Following a government order restricting the sale of stamp papers above R100 denomination by vendors, Madhya Pradesh is facing a severe crunch in the availability of stamp papers.
An RTI applicant from Ratlam district reportedly had to come down to Indore to buy a R10 denomination stamp paper. Mandsaur, Dewas and other districts of the state are facing a similar situation.
In July, the state government had put restrictions on the sale of stamp papers above Rs 100 denomination by stamp vendors across the state. The stamp paper crunch has also paved way for black-marketing with R50 denomination stamps being sold at R60, R100 stamp paper for R120 and so on.
A stamp vendor, Ashok Upadhyay said, "The government abruptly put a ban on the sale of stamp papers from July 10 through a notification."
The government's move was to promote the recently introduced process of e-registration and e-stamping in the state.
"But people's belief in hard-bond stamp paper still persists widely, as illustrated by an incident where a person attached 1,000 stamp papers of R20 denomination to pay a stamp duty of Rs 20,000," said Upadhyay.

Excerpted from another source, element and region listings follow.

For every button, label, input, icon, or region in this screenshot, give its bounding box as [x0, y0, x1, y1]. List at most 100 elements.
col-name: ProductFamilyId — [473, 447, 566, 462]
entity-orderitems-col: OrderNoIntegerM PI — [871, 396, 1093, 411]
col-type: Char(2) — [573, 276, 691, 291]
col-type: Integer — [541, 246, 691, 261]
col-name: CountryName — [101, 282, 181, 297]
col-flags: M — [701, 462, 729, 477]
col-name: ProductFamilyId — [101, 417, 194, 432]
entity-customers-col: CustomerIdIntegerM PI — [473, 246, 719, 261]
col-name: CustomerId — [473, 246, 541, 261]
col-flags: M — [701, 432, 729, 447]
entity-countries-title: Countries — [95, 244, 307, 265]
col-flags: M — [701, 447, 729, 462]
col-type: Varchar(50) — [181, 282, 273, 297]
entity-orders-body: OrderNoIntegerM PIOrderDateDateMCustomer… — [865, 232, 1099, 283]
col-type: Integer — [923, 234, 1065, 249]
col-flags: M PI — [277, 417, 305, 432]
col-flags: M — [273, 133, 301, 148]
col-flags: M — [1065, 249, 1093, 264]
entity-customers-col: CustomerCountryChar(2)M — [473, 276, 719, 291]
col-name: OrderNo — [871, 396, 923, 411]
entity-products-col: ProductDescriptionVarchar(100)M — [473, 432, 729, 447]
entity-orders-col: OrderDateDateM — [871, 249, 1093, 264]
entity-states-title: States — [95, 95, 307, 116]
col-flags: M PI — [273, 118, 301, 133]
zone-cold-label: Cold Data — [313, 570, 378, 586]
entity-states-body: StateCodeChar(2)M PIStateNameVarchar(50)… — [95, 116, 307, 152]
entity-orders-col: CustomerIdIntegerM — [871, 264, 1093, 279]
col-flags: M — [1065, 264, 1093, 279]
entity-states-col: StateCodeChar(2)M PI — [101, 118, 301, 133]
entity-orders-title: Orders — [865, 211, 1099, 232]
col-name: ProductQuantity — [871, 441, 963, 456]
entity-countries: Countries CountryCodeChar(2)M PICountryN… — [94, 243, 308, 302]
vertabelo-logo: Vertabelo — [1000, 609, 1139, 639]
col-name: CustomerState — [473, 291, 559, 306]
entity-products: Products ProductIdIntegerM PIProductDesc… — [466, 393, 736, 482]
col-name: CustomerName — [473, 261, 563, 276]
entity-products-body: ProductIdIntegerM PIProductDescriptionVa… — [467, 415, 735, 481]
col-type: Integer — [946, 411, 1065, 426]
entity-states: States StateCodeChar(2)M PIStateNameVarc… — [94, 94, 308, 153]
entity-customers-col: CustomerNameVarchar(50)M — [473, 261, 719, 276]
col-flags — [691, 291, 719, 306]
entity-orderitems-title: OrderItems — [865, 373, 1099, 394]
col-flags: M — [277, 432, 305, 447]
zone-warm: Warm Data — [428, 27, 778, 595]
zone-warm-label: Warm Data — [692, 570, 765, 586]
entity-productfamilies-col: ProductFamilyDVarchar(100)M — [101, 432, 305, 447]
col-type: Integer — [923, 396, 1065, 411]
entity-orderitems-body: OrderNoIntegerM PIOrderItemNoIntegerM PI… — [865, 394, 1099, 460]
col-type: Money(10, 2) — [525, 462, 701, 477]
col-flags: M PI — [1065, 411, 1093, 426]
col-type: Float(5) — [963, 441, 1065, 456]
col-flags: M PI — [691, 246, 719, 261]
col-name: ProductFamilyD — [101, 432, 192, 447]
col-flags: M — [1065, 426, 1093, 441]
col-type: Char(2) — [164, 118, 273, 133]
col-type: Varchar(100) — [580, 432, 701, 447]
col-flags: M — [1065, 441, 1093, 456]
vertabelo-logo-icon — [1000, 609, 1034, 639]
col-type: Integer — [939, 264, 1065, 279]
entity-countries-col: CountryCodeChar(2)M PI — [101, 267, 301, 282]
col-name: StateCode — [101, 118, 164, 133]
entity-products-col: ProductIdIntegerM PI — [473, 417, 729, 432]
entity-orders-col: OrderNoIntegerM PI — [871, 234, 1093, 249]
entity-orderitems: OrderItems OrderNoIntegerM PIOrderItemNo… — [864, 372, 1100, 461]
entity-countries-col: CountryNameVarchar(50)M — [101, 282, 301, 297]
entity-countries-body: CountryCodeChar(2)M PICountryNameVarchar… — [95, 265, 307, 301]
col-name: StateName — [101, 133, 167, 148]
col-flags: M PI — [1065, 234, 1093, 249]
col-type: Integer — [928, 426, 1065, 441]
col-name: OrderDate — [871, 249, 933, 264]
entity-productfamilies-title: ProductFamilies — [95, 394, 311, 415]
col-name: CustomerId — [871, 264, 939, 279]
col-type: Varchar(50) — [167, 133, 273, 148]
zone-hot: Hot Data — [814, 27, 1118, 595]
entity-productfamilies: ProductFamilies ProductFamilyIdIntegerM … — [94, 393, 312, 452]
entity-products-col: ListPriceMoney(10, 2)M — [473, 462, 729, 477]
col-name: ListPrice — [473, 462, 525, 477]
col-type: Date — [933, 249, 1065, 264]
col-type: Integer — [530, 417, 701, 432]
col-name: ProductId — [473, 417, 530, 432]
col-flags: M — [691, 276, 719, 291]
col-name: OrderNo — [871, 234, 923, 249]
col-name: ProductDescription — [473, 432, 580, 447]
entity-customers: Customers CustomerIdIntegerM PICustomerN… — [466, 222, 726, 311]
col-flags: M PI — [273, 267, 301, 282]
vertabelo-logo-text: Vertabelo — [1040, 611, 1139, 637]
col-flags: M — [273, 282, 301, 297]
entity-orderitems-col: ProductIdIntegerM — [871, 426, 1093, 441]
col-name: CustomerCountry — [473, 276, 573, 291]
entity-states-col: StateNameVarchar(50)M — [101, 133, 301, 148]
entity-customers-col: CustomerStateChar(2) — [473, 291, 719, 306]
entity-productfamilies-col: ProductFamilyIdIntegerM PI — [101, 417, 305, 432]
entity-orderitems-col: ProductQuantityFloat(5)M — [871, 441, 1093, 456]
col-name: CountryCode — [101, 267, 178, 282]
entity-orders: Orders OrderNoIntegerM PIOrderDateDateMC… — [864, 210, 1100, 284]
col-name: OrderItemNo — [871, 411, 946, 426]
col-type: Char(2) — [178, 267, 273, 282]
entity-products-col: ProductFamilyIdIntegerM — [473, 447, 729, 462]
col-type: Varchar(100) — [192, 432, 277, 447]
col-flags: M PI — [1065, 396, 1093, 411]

R100 denomination stamp papers have been unavailable in Indore since August 10 and soon, R50 denomination stamp papers may also vanish, he added.
R500 and R1,000 denomination stamp papers are widely used for general agreements made on day-to-day basis such as rent agreements, sale-purchase agreements, indemnity bond, partnership deed etc.
The ban has affected about 10,000 stamp vendors and its businesses that are dependent on the sale of stamp papers across the state.
A law student, Akash Sharma recently moved the high court with a writ petition seeking the nullification of the notification as it may adversely impact the livelihood of stamp vendors who are completely dependent on sale of stamp papers.
Sharma said, "The state's treasury still has stamp papers worth R6,000 crore, out of which R500 and R1,000 denomination stamp papers account for more than R603 crore value." The stamp papers are lying unused in the state's treasury, he said, asking what the state would do with them.
Hearing his contention and noting protests staged by stamp vendors across several districts of the state, the division bench of high court slapped notices on the state government, seeking their reply on the matter.